Reflecting the deeply personal nature of McQueen’s work, the film is structured around five collections, each reflecting a significant turning point in his life. The Lee we meet in McQueen is as unassuming as his work is outrageous, a chubby kid in a plaid button-down and sneakers who you would never expect to be the mad genius behind theatrical runway shows with titles like Jack The Ripper Stalks His Victims, The Highland Rape, and Voss, a show that culminated in the reveal of a giant glass box containing a voluptuous woman in a gas mask lying nude on a couch like a dystopian odalisque, moths fluttering around her head. “Fat birds and moths, isn’t that fashion’s worst nightmare?” the model chuckles.
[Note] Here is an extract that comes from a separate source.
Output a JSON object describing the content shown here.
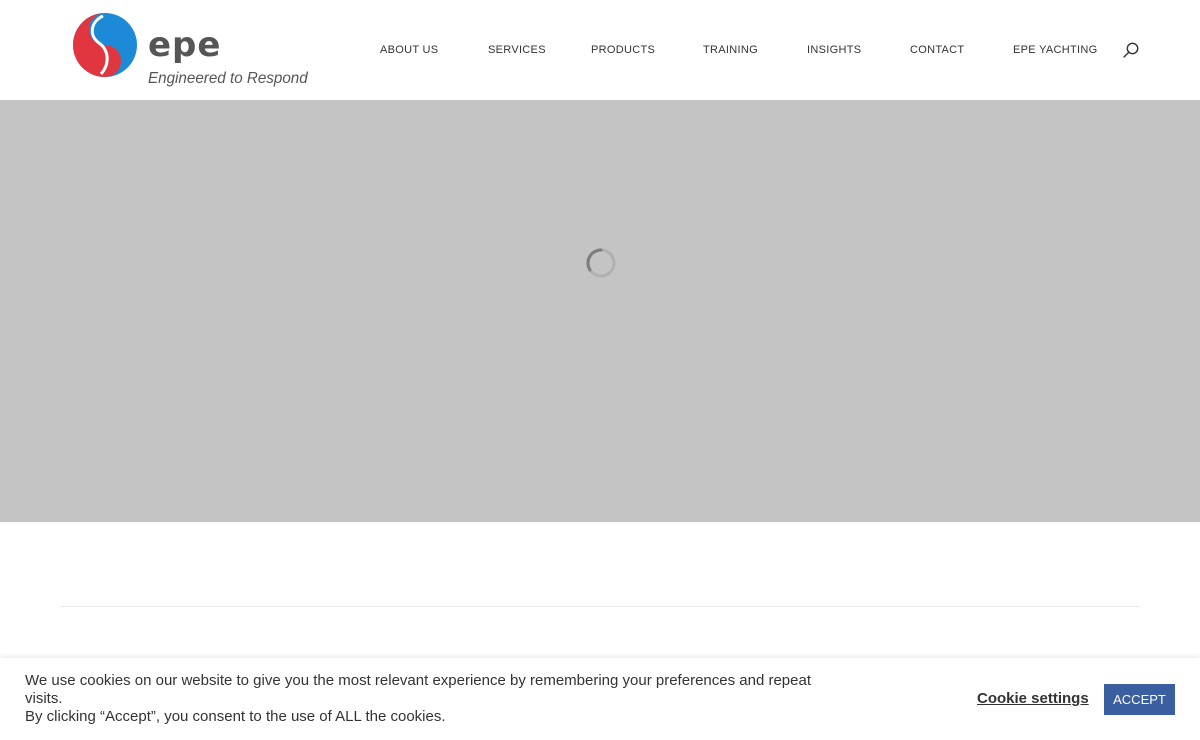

Along with footage from McQueen’s fashion shows, animated title cards featuring McQueen’s beloved skulls and butterflies, talking-heads interviews, and archival clips, McQueen also makes extensive use of home-video footage shot by the designer himself, revealing a playful side that contrasts with his avant-garde work. Together these form a portrait of a man who very few people really knew, even as he paraded his nightmares and neuroses down the runway several times a year. Even when discussing events like the childhood abuse that drove his most disturbing work, co-directors Ian Bonhôte and Peter Ettedgui foreground the fashion, which is presumably how McQueen would have wanted it.

Less clear is how the famously confrontational designer would feel about the documentary’s kid-gloves approach to the tragic consequences of the darkness that plagues many artists: A long sequence dedicated to Blow’s death dances around the fact that she died by suicide, and although mentioning the manner of McQueen’s own death—also a suicide—is unavoidable, the word itself is never mentioned. It’s an especially odd move, given that the documentary does not shy away from discussing McQueen’s drug abuse and sometimes turbulent relationships with his collaborators. Also left out is any mention of the McQueen brand after its founder’s death, and current creative director/longtime head of womenswear Sarah Burton—whose designs are a favorite of Duchess Of Cambridge Kate Middleton—is notably absent from the list of interviewees.

According to Ettedgui, this was not a personal slight, but part of a deliberate creative choice to foreground Lee McQueen the man and not Alexander McQueen the brand. That’s something that, based on this documentary’s depiction of McQueen’s personality, he probably would have appreciated. The fact that one can feel confident in saying that after watching McQueen is a testament to the film, which manages to both emphasize McQueen’s groundbreaking work and give moving insight into his personality. More often than not, they were one and the same.